De conclusie is dat niet kan worden aangenomen dat bij de executoriale verkoop van het onderpand in verhuurde staat voldoende opbrengst zal worden verkregen om de vordering van verzoekster te voldoen. Verzoekster heeft daarmee bij haar verzoek een rechtens te respecteren belang. Hetgeen verweerders hebben aangevoerd is, op zichzelf en in onderlinge samenhang, niet zodanig zwaarwegend dat het belang van verzoekster daarvoor moet wijken of dat dit anderszins aan toewijzing van het verzoek in de weg staat.
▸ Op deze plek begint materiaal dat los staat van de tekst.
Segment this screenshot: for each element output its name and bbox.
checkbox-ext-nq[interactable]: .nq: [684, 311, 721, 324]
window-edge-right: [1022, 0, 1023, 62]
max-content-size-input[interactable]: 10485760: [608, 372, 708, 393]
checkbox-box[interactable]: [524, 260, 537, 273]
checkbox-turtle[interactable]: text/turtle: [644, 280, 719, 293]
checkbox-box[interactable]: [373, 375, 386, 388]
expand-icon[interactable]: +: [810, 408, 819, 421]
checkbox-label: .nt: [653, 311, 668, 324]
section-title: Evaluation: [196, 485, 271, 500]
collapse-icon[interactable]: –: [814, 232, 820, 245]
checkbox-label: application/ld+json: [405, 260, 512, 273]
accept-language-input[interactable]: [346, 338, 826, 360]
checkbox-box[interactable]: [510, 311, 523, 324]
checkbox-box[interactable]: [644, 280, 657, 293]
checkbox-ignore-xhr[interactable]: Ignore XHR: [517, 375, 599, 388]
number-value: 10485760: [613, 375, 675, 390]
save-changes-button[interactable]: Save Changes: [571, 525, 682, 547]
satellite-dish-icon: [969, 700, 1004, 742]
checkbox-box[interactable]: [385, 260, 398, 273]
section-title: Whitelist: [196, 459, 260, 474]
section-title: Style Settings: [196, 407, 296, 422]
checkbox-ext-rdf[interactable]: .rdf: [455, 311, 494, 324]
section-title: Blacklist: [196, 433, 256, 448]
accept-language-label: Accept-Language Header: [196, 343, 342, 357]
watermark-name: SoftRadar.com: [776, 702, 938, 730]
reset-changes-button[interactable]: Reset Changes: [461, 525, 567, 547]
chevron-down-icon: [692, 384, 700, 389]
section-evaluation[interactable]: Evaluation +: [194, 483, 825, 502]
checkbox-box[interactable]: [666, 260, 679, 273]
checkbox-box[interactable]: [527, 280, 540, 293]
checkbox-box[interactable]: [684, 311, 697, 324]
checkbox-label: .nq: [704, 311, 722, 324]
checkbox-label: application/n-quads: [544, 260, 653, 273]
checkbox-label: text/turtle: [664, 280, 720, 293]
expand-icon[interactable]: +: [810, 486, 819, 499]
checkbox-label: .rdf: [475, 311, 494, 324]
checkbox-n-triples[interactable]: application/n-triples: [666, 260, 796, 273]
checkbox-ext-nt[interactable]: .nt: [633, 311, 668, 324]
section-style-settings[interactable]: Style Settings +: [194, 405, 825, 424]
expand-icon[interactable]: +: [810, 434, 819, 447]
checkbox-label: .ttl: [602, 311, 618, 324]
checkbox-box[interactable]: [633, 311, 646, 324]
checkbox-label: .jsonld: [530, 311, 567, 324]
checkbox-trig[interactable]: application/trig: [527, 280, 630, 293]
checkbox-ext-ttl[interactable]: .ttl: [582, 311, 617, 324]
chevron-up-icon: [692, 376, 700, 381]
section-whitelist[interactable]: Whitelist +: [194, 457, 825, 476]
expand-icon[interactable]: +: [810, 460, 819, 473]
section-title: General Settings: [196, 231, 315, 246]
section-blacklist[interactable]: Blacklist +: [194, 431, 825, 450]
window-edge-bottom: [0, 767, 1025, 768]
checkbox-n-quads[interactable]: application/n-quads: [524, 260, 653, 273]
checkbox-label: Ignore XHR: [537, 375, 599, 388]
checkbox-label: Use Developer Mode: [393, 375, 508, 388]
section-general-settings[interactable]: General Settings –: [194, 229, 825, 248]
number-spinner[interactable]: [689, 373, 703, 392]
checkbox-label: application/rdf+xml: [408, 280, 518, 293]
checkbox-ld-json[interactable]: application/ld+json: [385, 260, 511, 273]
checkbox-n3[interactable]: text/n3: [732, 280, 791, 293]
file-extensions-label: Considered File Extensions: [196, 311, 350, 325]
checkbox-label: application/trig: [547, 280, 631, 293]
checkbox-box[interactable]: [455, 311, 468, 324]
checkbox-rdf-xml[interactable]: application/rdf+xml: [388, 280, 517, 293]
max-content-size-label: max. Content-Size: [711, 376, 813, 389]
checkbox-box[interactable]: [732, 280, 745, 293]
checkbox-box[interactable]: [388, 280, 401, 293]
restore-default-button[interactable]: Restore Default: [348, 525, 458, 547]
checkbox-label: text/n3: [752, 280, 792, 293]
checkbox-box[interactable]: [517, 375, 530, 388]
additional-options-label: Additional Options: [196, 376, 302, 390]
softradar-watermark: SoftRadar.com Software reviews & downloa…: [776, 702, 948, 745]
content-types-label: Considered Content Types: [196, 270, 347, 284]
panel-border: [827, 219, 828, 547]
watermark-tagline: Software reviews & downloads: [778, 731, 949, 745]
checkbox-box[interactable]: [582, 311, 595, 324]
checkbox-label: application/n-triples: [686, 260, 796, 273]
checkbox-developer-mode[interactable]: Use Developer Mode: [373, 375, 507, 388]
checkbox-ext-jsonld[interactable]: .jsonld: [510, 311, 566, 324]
Meer in het bijzonder heeft, in elk geval in deze verzoekschriftprocedure, in de gegeven omstandigheden te gelden dat verzoekster niet direct of indirect (mede)verantwoordelijk is te houden voor de huisvesting van [verweerster 2] , [verweerder 3] en/of hun kinderen.
4.9.
Gelet op het voorgaande zal het verzoek worden toegewezen, op de wijze als vermeld in het dictum.
4.10.
De proceskosten worden gecompenseerd, in die zin dat elke partij de eigen kosten draagt.

5.De beslissing

De voorzieningenrechter
5.1.
verleent aan verzoekster verlof om het in de hypotheekakte opgenomen huurbeding in te roepen tegen de (onder)huurders,
5.2.
veroordeelt belanghebbenden om het onderpand - de woning, gelegen aan de [adres] , kadastraal bekend als [kadasternummer] , en de berging gelegen aan de [adres] , kadastraal bekend als [kadasternummer] - met al het hunne en de hunnen binnen veertien dagen na betekening van deze beschikking te ontruimen en ter vrije beschikking van verzoekster te stellen,
5.3.
compenseert de proceskosten, in die zin dat elke partij de eigen kosten draagt,
5.4.
verklaart deze beschikking tot zover uitvoerbaar bij voorraad,
5.5.
wijst het meer of anders verzochte af.
Deze beschikking is gegeven door mr. G.F. van den Berg en in het openbaar uitgesproken op 14 oktober 2024.